In the coalition’s view, culling is not effective because last year’s deer cull in Cranbrook did not reduce the overall numbers of urban deer in town.

“The Coalition doesn’t see the purpose in spending tax dollars on something we know will have to be a continual effort to maintain the numbers. Culling isn’t a one-time option if they choose that method so taxpayers can count on having their tax dollars spent on this lethal method every year,” said Bailey.

Indiscriminate culling does not help with public safety, according to Bailey, because it does not target problem deer.

“The deer are not euthanized. It is a completely different term and it’s misrepresenting to the public what they are doing. People think they are being put to sleep like they are pets. We need to call it what it is and say the deer are being killed,” said Bailey.

“Given that it’s not effective in improving public safety, it doesn’t seem right.”

The coalition would rather non-lethal methods are used to reduce urban deer conflict. She mentioned “hazing” or “averse conditioning” where herding dogs are used to direct deer out of problematic areas such as schools. But she said that education and policy are the most important steps. For instance, homes on the edge of town could be prohibited from planting cedar trees. And urban residents need to have respect for deer, Bailey said.

“We want to make sure people understand deer behaviour. We don’t want people to think, they want to be our friend, or they are out to get us. We want them to go, okay, they are a wild animal, they need to be respected as such. Keep your distance, pick up your fruit, if you must plant a cedar tree wrap it in wire.”

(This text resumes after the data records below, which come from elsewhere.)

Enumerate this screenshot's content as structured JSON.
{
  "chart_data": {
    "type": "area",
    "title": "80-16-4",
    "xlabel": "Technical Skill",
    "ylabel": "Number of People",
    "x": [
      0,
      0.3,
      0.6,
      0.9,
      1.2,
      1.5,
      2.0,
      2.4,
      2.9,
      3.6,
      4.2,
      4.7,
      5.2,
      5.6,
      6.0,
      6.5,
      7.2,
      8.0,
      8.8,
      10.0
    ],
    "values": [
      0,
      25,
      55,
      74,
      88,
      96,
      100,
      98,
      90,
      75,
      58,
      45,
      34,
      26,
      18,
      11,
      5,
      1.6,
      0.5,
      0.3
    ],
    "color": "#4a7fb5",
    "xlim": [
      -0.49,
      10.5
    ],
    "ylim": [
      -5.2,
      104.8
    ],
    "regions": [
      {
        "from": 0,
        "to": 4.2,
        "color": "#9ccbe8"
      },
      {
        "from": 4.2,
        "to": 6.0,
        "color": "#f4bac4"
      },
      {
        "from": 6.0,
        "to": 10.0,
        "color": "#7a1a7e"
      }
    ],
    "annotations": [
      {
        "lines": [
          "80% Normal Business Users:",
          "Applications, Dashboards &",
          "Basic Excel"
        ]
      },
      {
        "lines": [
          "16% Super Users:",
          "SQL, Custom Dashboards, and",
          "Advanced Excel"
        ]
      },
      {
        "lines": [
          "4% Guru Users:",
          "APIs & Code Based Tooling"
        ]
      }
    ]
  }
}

Cranbrook residents need to learn to live with deer, she went on.

“The public thinks that if they do a deer cull, the deer will be gone. We live in a Rocky Mountain community – there will always be deer. We need to learn to coexist with them,” said Bailey.

HTUW is pleased that the City of Cranbrook is delaying its second cull until a lawsuit between the District of Invermere and the Invermere Deer Protection Societ is resolved.

“The coalition is extremely pleased because it is going to give us time to work with them on other solutions if they are willing to work with the coalition,” said Bailey, who is also a citizen member of the Cranbrook Urban Deer Committee consulting the City on the deer cull.

Bailey was unable to provide precise membership numbers for HTUW before press time.